El orden y el deber. La familia y la política. Mujer de fuerte carácter, escondida tras una mirada seria y fría. Fue ella quien lo llevó al poder. Fue ella quien le abrió el camino a sus facultades extraordinarias y fue ella quien impulsó la rama más radical del restaurador de las leyes. La lealtad por sobre todo, mujer de decisión e inteligencia.

 

Estamos hablando de la Heroína de la Santa Federación, de la primera política que sobrepasó los límites del hogar como espacio de acción, hacia el ámbito público. La mujer que, devota de su esposo, le aseguró su lugar como restaurador. Sin duda patriota, fue su colaboradora, su mente en las sombras, su “mejor amiga y compañera”, su otro yo. Encarnación Ezcurra, la mujer de Juan Manuel de Rosas, el Restaurador de las Leyes.

 

Encarnación Ezcurra y Arguibel (1795 – 1838) era hija de Teodora Arguibel de Ezcurra y nieta de Felipe Arguibel uno de los tutores de Agustina López de Osornio (su suegra) y sus hermanos. En 1813 se casó con Juan Manuel de Rosas luego de anunciar un “falso” embarazo ya que su suegra no estaba de acuerdo con la pareja.   La relación entre Agustina y su nuera no era buena y decidieron los recién casados irse de la casa de los Rozas. Allí es cuando Juan Manuel armó el saladero y compra “Los Cerrillos” en Monte con Dorrego y Terrera.

Encarnación fue madrastra antes que madre, de Pedro Rosas y Belgrano, el hijo extramatrimonial de su hermana Josefa con el General Belgrano. En 1814 nació su primer hijo Juan Bautista Pedro, en 1816 María de la Encarnación que murió apenas nació, y finalmente en 1817 Manuela Robustiana, la histórica mano derecha de su padre, “Manuelita”.

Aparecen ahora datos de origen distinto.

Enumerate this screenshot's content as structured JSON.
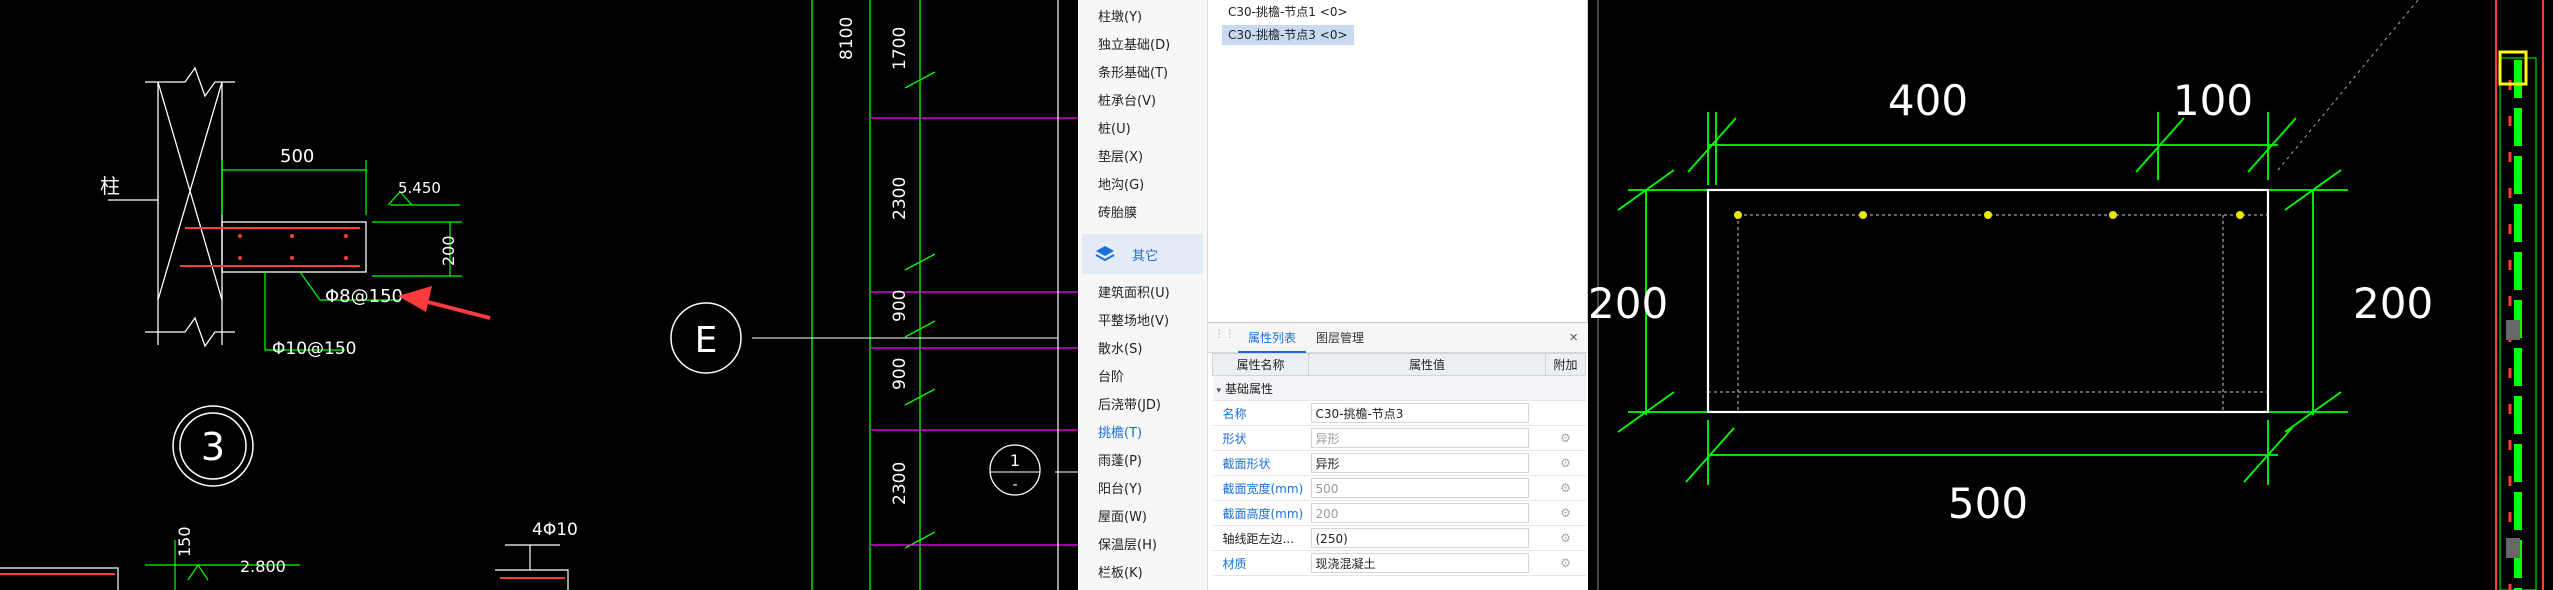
{
  "left_drawing": {
    "detail_labels": {
      "column": "柱",
      "dim_width": "500",
      "elevation_top": "5.450",
      "dim_height": "200",
      "rebar_main": "Φ8@150",
      "rebar_dist": "Φ10@150",
      "section_no": "3",
      "dim_bottom": "150",
      "elevation_bottom": "2.800",
      "rebar_count": "4Φ10"
    },
    "axis_dims": [
      "8100",
      "1700",
      "2300",
      "900",
      "900",
      "2300"
    ],
    "axis_label": "E",
    "section_marker": {
      "top": "1",
      "bottom": "-"
    }
  },
  "nav": {
    "items_top": [
      {
        "label": "柱墩(Y)"
      },
      {
        "label": "独立基础(D)"
      },
      {
        "label": "条形基础(T)"
      },
      {
        "label": "桩承台(V)"
      },
      {
        "label": "桩(U)"
      },
      {
        "label": "垫层(X)"
      },
      {
        "label": "地沟(G)"
      },
      {
        "label": "砖胎膜"
      }
    ],
    "group_label": "其它",
    "items_bottom": [
      {
        "label": "建筑面积(U)"
      },
      {
        "label": "平整场地(V)"
      },
      {
        "label": "散水(S)"
      },
      {
        "label": "台阶"
      },
      {
        "label": "后浇带(JD)"
      },
      {
        "label": "挑檐(T)"
      },
      {
        "label": "雨蓬(P)"
      },
      {
        "label": "阳台(Y)"
      },
      {
        "label": "屋面(W)"
      },
      {
        "label": "保温层(H)"
      },
      {
        "label": "栏板(K)"
      }
    ]
  },
  "tree": {
    "items": [
      "C30-挑檐-节点1 <0>",
      "C30-挑檐-节点3 <0>"
    ]
  },
  "properties": {
    "tabs": [
      "属性列表",
      "图层管理"
    ],
    "columns": [
      "属性名称",
      "属性值",
      "附加"
    ],
    "section": "基础属性",
    "rows": [
      {
        "name": "名称",
        "value": "C30-挑檐-节点3",
        "dim": false
      },
      {
        "name": "形状",
        "value": "异形",
        "dim": true
      },
      {
        "name": "截面形状",
        "value": "异形",
        "dim": false
      },
      {
        "name": "截面宽度(mm)",
        "value": "500",
        "dim": true
      },
      {
        "name": "截面高度(mm)",
        "value": "200",
        "dim": true
      },
      {
        "name": "轴线距左边...",
        "value": "(250)",
        "dim": false
      },
      {
        "name": "材质",
        "value": "现浇混凝土",
        "dim": false
      }
    ]
  },
  "right_drawing": {
    "dim_top_left": "400",
    "dim_top_right": "100",
    "dim_left": "200",
    "dim_right": "200",
    "dim_bottom": "500"
  },
  "colors": {
    "cad_background": "#000000",
    "dim_green": "#00ff00",
    "accent_blue": "#1a6fd8",
    "rebar_red": "#ff3b3b",
    "axis_magenta": "#ff00ff"
  }
}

Encarnación, al igual que Juan Manuel, tenía una especial relación con el campo, los peones y los indios. Sostenía una gran admiración por su marido, y era tímida pero al mismo tiempo fría y decisiva. Durante la partida de Rosas a la Campaña del Desierto en 1833, Encarnación fue la arquitecta de la Revolución Restauradora que tenía como objetivo darle plenos poderes a su marido en su función de gobernador de la provincia de Buenos Aires. Ella fue quien, además, lideró el centro de inteligencia que luego fue conocido como “La Mazorca” con el cual obtenía información y perseguía a todos aquellos disidentes de las ideas de la Santa Federación. Las cartas que ella le enviaba a su marido antes de su vuelta son prueba de que era una exponente de la mujer política de la clase dirigente criolla en el siglo XIX. Murió tiempo después de que Rosas asumiera como gobernador en 1838.